Rapid Rail was rapped by the Home Minister for its (now reversed) announcement of physical distancing relaxation on its trains, with the minister quoted saying “we understand their concerns” that “less passenger capacity” due to the measure translates to less revenue for every cost unit incurred.
The real irony behind this is his use of the pronoun “we” and “their” as if the money-losing state-owned Prasarana (parent of Rapid Bus and Rapid Rail) have always acted as a for-profit entity (duh!).
Another twist is how MoT’s own SOP is inconsistent with the Home Ministry’s ‘guideline’. What kind of research that has been done to support such divergent recommendations? Any empirical evidence on what level of transit service would likely be needed to fulfill the less-than-desired passenger load (in our case, 34% as quoted)? At what per cent of regular pre-MCO capacity would our government-funded operators need to prepare during RMCO to achieve what per cent of pre-MCO ridership (which depends on what per cent of pre-MCO commuters that can make do with telecommute)? What is the plan to provide even more frequent bus and train services when passengers are likely to be barred from entering vehicles that surpass one-third capacity threshold?
Consider the below photo-op on peeling of physical distancing sticker in Singapore, which has recently ended its circuit breaker move.
By failing to plan, the government is planning to fail, and this is clearly shown by this truly utter lack of coordination, as there is no excuse for transit users to end up absorbing that slack in shoddy RMCO preparation.
And on a more important note, when it comes to public transport, our publicly-subsidised RapidKL is the face of our government.
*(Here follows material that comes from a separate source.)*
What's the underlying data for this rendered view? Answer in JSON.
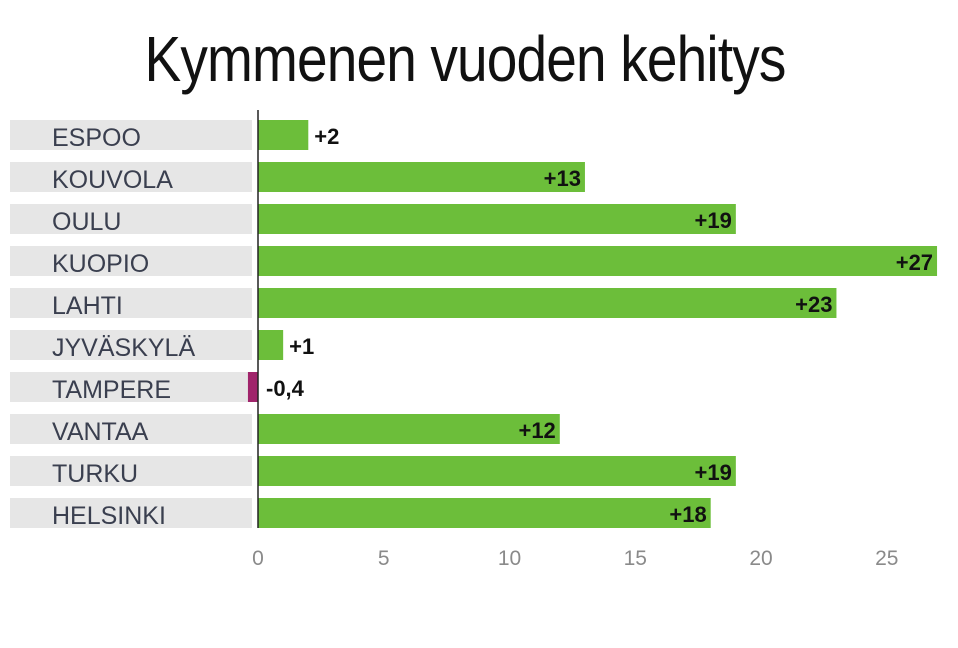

It is easier for our political bureaucrats to relegate the blame of inconsistent policy directives to working technocrats than to take the blame of the lack of political will to fix the urban public transport operational spending and capital funding, which has never been sustainable even pre-MCO.
Enough sweeping the problem under the carpet. RapidKL is not owned by some local towkey or overseas investors, it is owned by all of us. Its accumulating financial deficits from years of care-free spending will eat up into long-term, inter-generational resources that would better be channeled towards other meaningful things like healthcare, education and social welfare. Worse, its ability to catch up on revenues are stunted by other government agencies’ business-as-usual care-free approvals for relentless transit-hostile real estate and free flow road/highway expansions.
We should have a say on how RapidKL is being run, how they should be accountable in securing riders’ loyalty, and how other agencies (complacent, single occupancy vehicle and free flow traffic-promoting agencies particularly Kementerian Kerja Raya and PBTs, we are looking at you) should be accountable in making people overly dependent on their cars and mopeds.
There is a dire need for complete overhaul of our messy institutional patchworks of urban transportation planning, which artificially forms a nice carpet-looking facade that really does nothing but a convenient political upholstery used to obscure all the dusty quick fixes that have never stood the test of time. The government has been offloading transit planning responsibilities to diffused set of parties who are all working in silos, to the extent that we ought to think that fairness is a zero-sum game. Maintaining transit’s physical distancing rule is fair, but so is coming up with sustainable transit funding framework.
There are no ceilings of monthly pass fares that can work to catch up with post-MCO slack in ridership uptake (what more on catching up to be on par with other livable cities), and no lengths of CEO and Chairman candidates that can stop Prasarana’s never-ending financial bleed, unless we start to treat urban public transport as a public good that we have been taken for granted all these while before social nearness suddenly becomes a distant memory.